Community Event - Micronesian Research Talk by Alfred Flores
- Elizabeth Zell
- Apr 25
- 2 min read
Updated: Apr 27
Alfred Peredo Flores, an award-winning Chamoru/Korean scholar, will be giving an open talk about his research on Chamoru and Marshallese nuclear justice and redress. Listen or attend his lecture on Tuesday, April 29 2025 through Zoom or at UC Davis (details below).
Tuesday, April 29, 2025
Hart Hall 3201 - 4-5:30 pm
Zoom registration:

Transoceanic Micronesians: Chamoru and Marshallese Nuclear Justice and Redress
Speaker Bio:
Alfred Peredo Flores (Chamoru and Korean) is an associate professor of Asian American Studies at Harvey Mudd College. His research focuses on diaspora, labor, indigeneity, militarism, oral history, and settler colonialism in Micronesia, greater Oceania, and California. Dr. Flores's first book, Tip of the Spear: Land, Labor, and US Settler Militarism in Guåhan, 1944-1962 (Cornell University Press, 2023) received honorable mention from
the Native American and Indigenous Studies Association for the Best First Book Award and honorable mention from the Asian Pacific American Librarians Association for Best Adult Non-Fiction. His previous work has appeared in Amerasia Journal, American Quarterly, Critical Ethnic Studies Journal, Okinawan Journal of Island Studies, and the Oxford Research Encyclopedia of American History.
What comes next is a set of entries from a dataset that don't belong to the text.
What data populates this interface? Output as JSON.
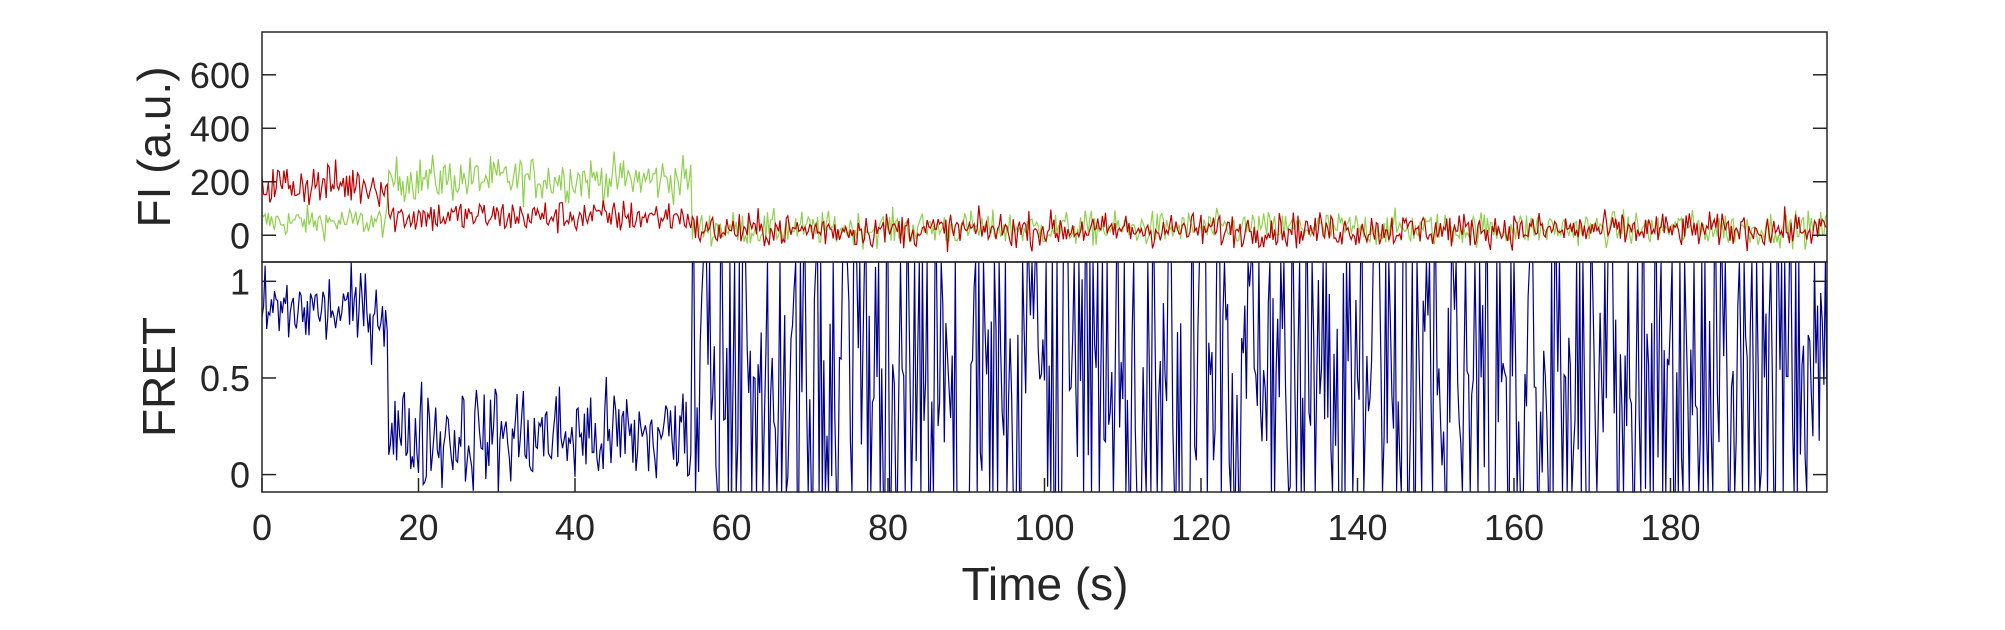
{
  "chart_data": [
    {
      "type": "line",
      "panel": "top",
      "ylabel": "FI (a.u.)",
      "xlim": [
        0,
        200
      ],
      "ylim": [
        -100,
        760
      ],
      "yticks": [
        0,
        200,
        400,
        600
      ],
      "ytick_labels": [
        "0",
        "200",
        "400",
        "600"
      ],
      "grid": false,
      "segments_description": "green and red intensity traces",
      "series": [
        {
          "color": "#8fd14f",
          "levels": [
            {
              "x_range": [
                0,
                16
              ],
              "mean": 50,
              "noise": 40
            },
            {
              "x_range": [
                16,
                55
              ],
              "mean": 210,
              "noise": 60
            },
            {
              "x_range": [
                55,
                200
              ],
              "mean": 25,
              "noise": 45
            }
          ]
        },
        {
          "color": "#c00000",
          "levels": [
            {
              "x_range": [
                0,
                16
              ],
              "mean": 190,
              "noise": 60
            },
            {
              "x_range": [
                16,
                55
              ],
              "mean": 70,
              "noise": 45
            },
            {
              "x_range": [
                55,
                200
              ],
              "mean": 20,
              "noise": 45
            }
          ]
        }
      ]
    },
    {
      "type": "line",
      "panel": "bottom",
      "ylabel": "FRET",
      "xlabel": "Time (s)",
      "xlim": [
        0,
        200
      ],
      "ylim": [
        -0.09,
        1.1
      ],
      "xticks": [
        0,
        20,
        40,
        60,
        80,
        100,
        120,
        140,
        160,
        180
      ],
      "xtick_labels": [
        "0",
        "20",
        "40",
        "60",
        "80",
        "100",
        "120",
        "140",
        "160",
        "180"
      ],
      "yticks": [
        0,
        0.5,
        1
      ],
      "ytick_labels": [
        "0",
        "0.5",
        "1"
      ],
      "grid": false,
      "series": [
        {
          "color": "#00008b",
          "levels": [
            {
              "x_range": [
                0,
                16
              ],
              "mean": 0.85,
              "noise": 0.15
            },
            {
              "x_range": [
                16,
                55
              ],
              "mean": 0.2,
              "noise": 0.2
            },
            {
              "x_range": [
                55,
                200
              ],
              "mean": 0.5,
              "noise": 0.6
            }
          ]
        }
      ]
    }
  ]
}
Abstract: From 1946 to 1958, the US military detonated approximately 67 nuclear bombs in the Marshall Islands. The largest of these bombs was code named Operation Castle Bravo, which is still the largest atomic bomb the US government, has ever tested. The mass destruction that these tests left behind includes the spatial displacement of several Marshallese communities from their home atolls and alarming cancer and reproductive illnesses, that still continues today. What is less known is that these nuclear tests reverberated throughout all of Micronesia and reached places such as distant as the Mariana Islands. This presentation will examine the ways that Chamorus and Marshallese have engaged in transoceanic community organizing as acts of refusal and redress to US militarism. It is this shared colonial past, coupled with their Indigenous values and notions of service that motivate their work.